Doch auf dieser Fahrt in den kubanischen Winter ist es anders, und das keineswegs nur, weil da ein Land ist, welches bei 21 Grad fröstelt und im Januar den Rasen mäht. Denn die italienische Mediterranean Shipping Company (MSC) ist die erste große Kreuzfahrtgesellschaft, die ein Schiff im Heimathafen Havanna positioniert hat. Möglich macht das der warme Wind des Wandels, der über Kuba weht: Die Öffnung für westliche Touristen, für Marktwirtschaft und, unter uns, für Euros als Zahlungsmittel in touristischen Zentren. Und weil „die Entscheidung für eine Kreuzfahrt über die Route fällt“, wie eine Firmensprecherin sagt, bleibt die „MSC Opera“ auch etwas mehr als zwei Tage und Nächte in Havanna; daneben fährt sie in der üblichen Tagesausflugsmanier im Laufe einer Woche die allbekannten Nebenziele Montego Bay (Jamaika), Cozumel (Mexiko) und Georgetown auf den Cayman-Inseln an.

Die Spekulation, dass der Name Kuba ein besonderes Kreuzfahrtpublikum anzieht, geht offenbar auf, wie eine Rundfrage auf dem Sonnendeck beweist. „Havanna hat eine besondere Geschichte, hat Tradition, wir wollten das noch mal sehen, bevor die ganzen Amerikaner einfallen“, sagt Wolfgang Zaers vom Ammersee. Und drei Liegestühle weiter drückt Marlies Mirsch aus Ulm praktisch dasselbe aus: „Ich habe diese Kreuzfahrt ausgesucht wegen der zweieinhalb Tage auf Kuba. Ich will noch das Ursprüngliche erleben, weil ich denke, dass es sich enorm ändert.“ Hinzu kommt die angenehme ­Sicherheit, die sich ergibt, wenn man ein schwimmendes Hotel aus Europa sozusagen mitgebracht hat und geführte Landpartien buchen kann mit Rückkehrgarantie bei Tageslicht. Freilich muss man auch sagen: Mit dem „Ursprünglichen“ ist das so eine Sache. Denn wer die „MSC Opera“ am Terminal Sierra Maestra verlässt, wo sie ­mitten in der Stadt am Ufer liegt, landet in einer Altstadt, in der es teilweise zugeht wie auf dem Markusplatz in ­Venedig: nur weniger Tauben und noch weniger Einheimische. Vielleicht mehr Italiener.

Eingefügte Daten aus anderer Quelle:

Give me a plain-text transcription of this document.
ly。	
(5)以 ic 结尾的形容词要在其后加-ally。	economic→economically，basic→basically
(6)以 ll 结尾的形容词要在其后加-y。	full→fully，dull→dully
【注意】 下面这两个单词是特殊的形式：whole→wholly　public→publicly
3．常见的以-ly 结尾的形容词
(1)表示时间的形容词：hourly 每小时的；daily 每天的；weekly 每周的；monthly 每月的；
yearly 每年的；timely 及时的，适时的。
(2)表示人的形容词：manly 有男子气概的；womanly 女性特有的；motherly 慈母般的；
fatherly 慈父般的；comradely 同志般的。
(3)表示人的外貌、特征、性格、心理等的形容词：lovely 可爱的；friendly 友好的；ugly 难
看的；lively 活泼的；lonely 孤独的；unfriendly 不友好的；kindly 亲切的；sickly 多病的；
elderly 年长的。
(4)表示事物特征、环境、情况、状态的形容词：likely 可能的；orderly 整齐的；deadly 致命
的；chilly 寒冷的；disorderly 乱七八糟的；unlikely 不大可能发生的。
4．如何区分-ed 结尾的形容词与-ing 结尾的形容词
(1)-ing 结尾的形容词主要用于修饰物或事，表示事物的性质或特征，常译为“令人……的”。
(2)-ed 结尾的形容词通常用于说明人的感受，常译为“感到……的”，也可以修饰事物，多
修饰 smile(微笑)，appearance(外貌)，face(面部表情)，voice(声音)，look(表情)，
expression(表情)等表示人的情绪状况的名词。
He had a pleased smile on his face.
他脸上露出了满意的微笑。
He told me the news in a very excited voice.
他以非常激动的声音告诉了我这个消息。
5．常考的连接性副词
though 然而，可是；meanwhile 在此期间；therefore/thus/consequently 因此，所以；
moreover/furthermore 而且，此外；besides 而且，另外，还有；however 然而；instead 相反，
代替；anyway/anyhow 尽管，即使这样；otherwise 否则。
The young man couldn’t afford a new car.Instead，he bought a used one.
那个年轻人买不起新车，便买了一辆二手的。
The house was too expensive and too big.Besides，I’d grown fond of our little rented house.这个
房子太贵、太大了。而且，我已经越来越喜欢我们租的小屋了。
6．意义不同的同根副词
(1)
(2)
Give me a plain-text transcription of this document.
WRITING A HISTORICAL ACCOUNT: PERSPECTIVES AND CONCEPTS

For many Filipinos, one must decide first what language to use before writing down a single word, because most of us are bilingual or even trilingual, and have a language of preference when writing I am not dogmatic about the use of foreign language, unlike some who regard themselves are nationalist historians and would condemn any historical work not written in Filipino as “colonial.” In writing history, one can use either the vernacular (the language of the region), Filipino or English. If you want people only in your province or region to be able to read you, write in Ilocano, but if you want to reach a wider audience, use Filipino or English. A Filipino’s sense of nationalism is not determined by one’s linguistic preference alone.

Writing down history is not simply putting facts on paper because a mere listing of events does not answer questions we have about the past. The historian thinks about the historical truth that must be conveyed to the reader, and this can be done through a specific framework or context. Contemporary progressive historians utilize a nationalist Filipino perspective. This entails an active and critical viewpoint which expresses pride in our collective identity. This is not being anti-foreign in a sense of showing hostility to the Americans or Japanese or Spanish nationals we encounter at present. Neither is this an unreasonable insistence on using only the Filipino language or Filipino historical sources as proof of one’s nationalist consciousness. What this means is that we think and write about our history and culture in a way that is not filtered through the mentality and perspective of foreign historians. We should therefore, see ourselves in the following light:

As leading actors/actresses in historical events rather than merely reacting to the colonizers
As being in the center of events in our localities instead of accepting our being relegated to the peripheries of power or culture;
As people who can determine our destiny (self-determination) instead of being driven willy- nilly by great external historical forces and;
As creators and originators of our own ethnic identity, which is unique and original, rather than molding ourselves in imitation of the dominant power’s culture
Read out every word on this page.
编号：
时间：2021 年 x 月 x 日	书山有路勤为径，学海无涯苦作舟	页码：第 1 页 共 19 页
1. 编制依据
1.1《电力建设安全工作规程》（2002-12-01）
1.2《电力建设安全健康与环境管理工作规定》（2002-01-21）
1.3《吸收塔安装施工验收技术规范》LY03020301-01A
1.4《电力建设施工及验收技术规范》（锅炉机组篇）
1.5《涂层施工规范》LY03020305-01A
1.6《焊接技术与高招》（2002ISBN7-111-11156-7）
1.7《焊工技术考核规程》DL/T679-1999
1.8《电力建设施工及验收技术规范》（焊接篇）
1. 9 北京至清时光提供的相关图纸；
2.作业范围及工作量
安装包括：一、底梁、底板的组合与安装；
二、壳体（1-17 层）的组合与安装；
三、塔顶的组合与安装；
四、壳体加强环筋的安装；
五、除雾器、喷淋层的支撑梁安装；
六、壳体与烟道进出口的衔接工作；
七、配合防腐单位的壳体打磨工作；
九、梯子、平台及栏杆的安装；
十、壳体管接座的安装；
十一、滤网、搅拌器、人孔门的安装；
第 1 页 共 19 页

Touristengruppen ziehen aneinander vorbei und entwirren sich wieder, Kubaner sind praktisch nur gegenwärtig als Kellner, Musiker, Souvenirhändler oder als Fotomotive, die die Hand aufhalten. Dicke Damen mit ihren ­Zigarren, Che-Guevara-Doubles. Männer, die sich fotografieren lassen mit ihren possierlichen Hündchen. Die Fahrer natürlich mit den bekannten, bonbonbunten Oldtimern, Tausende gibt es noch davon, und viele von ihnen sind unterwegs als private Taxifahrer. Man erkennt das an dem „P“, mit dem das Kennzeichen beginnt. Und muss dann schon mal das Portemonnaie öffnen mit den „Konvertiblen Pesos“, die zumindest offiziell das einzige erlaubte Zahlungsmittel für Touristen auf Kuba sind. Denn bei den Taxifahrern sind europäische Preise aufgerufen.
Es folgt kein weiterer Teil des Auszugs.